DIKBUD GELAR GEBYAR SENI PELAJAR 2019

Oleh : HENRI | Senin 25 Nopember 2019 | 07:21 WITA
Share :

Dikbud Lobar -- Untuk melestarikan kesenian dan budaya daerah serta memupuk rasa cinta dan solidaritas antara guru dan siswa akan kesenian dan budaya daerah, ratusan guru dan siswa Kabupaten Lombok Barat mengikuti Gebyar Seni Pelajar 2019.

Tahun ini, Bidang Kebudayaan Dinas Pendidikan dan Kebudayaan (Dikbud) memusatkan gelaran Gebyar Seni Pelajar 2019 di Gedung Seni dan Budaya Jayengrane Narmada, Sabtu (23/11). Gebyar Seni Pelajar sendiri merupakan kegiatan rutin tahunan untuk melestarikan budaya daerah yang melibatkan guru dan siswa sekaligus sebagai wadah mengekspresikan kreativitas dan kecintaan akan seni dan budaya daerah.

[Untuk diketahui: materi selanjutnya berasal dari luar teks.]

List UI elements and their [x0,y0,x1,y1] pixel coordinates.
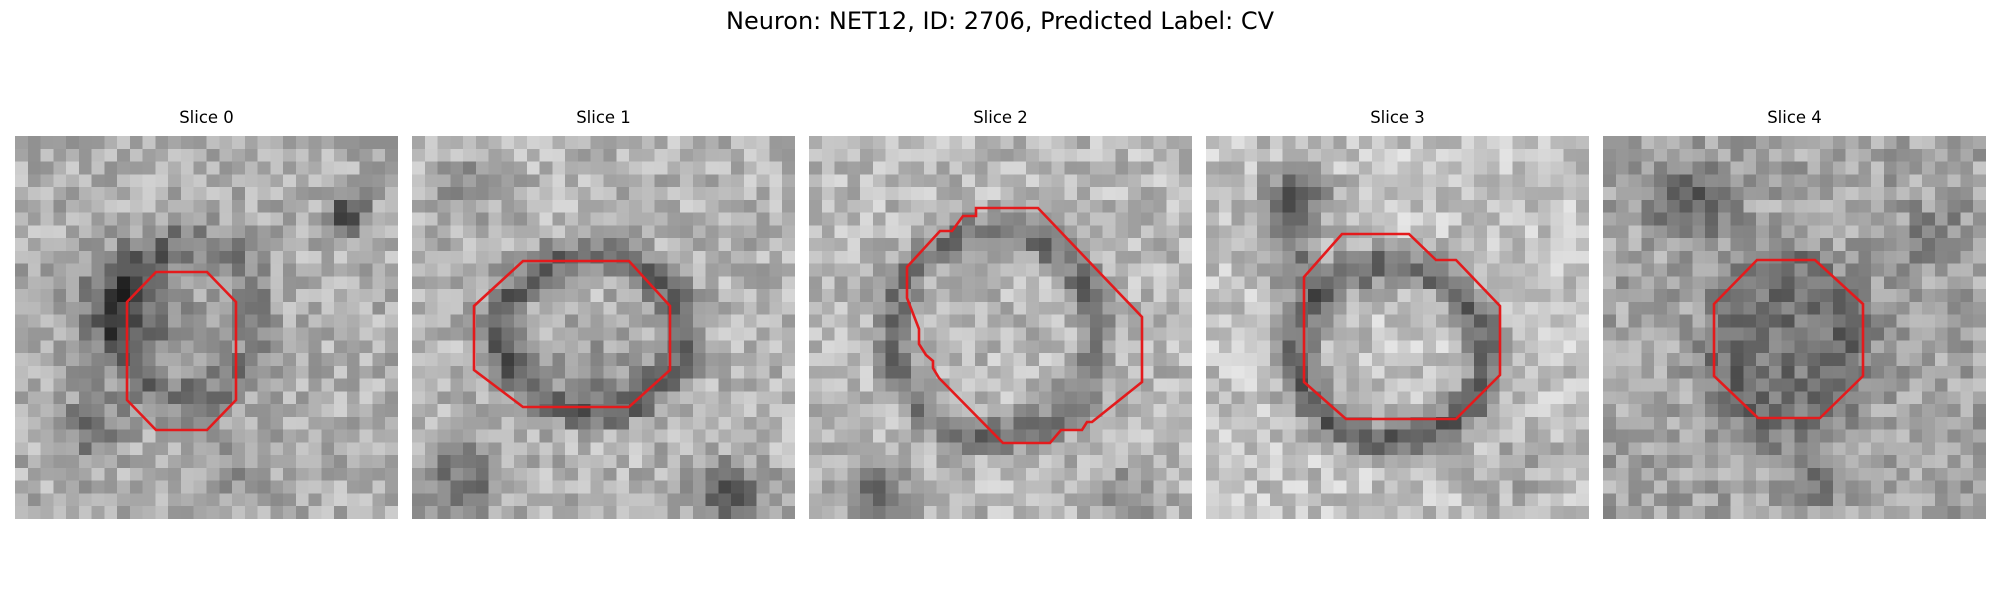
slice-title-1: Slice 1 [576,108,631,127]
microscopy-image-0 [15,136,398,519]
microscopy-image-4 [1603,136,1986,519]
slice-panel-4: Slice 4 [1603,108,1986,519]
slice-image-4 [1603,136,1986,519]
vesicle-contour-2 [905,206,1144,445]
slice-image-0 [15,136,398,519]
contour-overlay-0 [125,270,238,432]
slice-title-4: Slice 4 [1767,108,1822,127]
microscopy-image-2 [809,136,1192,519]
slice-panel-1: Slice 1 [412,108,795,519]
slice-image-2 [809,136,1192,519]
contour-overlay-2 [905,206,1144,445]
slice-title-0: Slice 0 [179,108,234,127]
slice-panel-3: Slice 3 [1206,108,1589,519]
microscopy-image-3 [1206,136,1589,519]
slice-image-1 [412,136,795,519]
microscopy-image-1 [412,136,795,519]
vesicle-contour-1 [472,259,672,409]
vesicle-contour-0 [125,270,238,432]
slice-panel-2: Slice 2 [809,108,1192,519]
slice-panel-0: Slice 0 [15,108,398,519]
slice-title-2: Slice 2 [973,108,1028,127]
vesicle-contour-3 [1302,232,1502,421]
contour-overlay-4 [1712,258,1865,420]
contour-overlay-3 [1302,232,1502,421]
contour-overlay-1 [472,259,672,409]
slice-title-3: Slice 3 [1370,108,1425,127]
vesicle-contour-4 [1712,258,1865,420]
figure-title: Neuron: NET12, ID: 2706, Predicted Label… [726,7,1274,35]
slice-image-3 [1206,136,1589,519]
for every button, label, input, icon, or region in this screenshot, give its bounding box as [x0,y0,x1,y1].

Selain sebagai ajang keakraban antar siswa dan guru, kegiatan ini sekaligus memperkenalkan tarian dan permainan tradisional kepada generasi milenial, kegiatan ini juga diharapkan bisa memperkuat karakter anak didik, hal itu disampaikan Bapak Bupati Lobar H. Fauzan Khalid dalam sambutannya. “Mudah-mudahan dengan kegiatan ini kita semakin peduli dengan kesenian, berbicara tentang basis pendidikan karakter, seni dan budaya adalah dasar pembentukan karakter anak. ini semakin dibutuhkan dengan berkembangnya teknologi informatika, anak sekarang sangat bergantung pada gadget. Disinilah urgensinya kesenian, dan saya selalu support kegiatan seni dan budaya yang berbasis pendidikan”. Pungkasnya.

Dalam kegiatan ini,  siswa dan guru SD maupun SMP unjuk kreatifitas seperti vocal grup, Tari-tarian daerah seperti Asih Trasne, Tari perempuan ibu bumi yang dibawakan oleh ibu-ibu PGRI Lombok Barat dan permainan tradisional Egrang Tambok.

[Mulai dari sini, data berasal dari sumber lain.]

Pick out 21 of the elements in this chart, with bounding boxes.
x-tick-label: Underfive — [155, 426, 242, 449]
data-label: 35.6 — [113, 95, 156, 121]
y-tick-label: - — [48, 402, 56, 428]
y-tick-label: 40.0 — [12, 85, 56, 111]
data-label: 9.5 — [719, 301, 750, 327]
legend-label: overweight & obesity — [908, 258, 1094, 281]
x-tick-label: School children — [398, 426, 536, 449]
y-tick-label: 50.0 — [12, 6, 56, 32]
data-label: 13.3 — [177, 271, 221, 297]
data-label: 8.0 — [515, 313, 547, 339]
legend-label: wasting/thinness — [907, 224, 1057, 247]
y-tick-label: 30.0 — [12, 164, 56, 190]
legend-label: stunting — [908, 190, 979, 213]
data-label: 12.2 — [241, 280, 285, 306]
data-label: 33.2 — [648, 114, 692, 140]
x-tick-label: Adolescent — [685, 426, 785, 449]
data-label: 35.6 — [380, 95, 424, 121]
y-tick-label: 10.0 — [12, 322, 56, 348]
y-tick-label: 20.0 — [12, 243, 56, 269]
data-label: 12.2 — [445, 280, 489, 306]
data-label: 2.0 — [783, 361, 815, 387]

Gebyar seni pelajar kali ini dirangkai dengan hari ulang tahun Persatuan Guru Republik Indonesia dan Pengumuman penghargaan siswa, guru dan sekolah berprestasi tingkat Provinsi dan Nasional. Selain tingginya partisipasi murid dan guru, lokasi gedung jayengrane yang cukup representatif turut mendukung tingginya jumlah penonton.

“Kegiatan ini tiap tahun kita laksanakan sebagai bentuk kecintaan terhadap seni dan budaya. Mudahan anak-anak kita hari ini dan nanti semakin cinta dengan kesenian dan budaya daerah,” terang kepala Dinas Dikbud, Hendrayadi.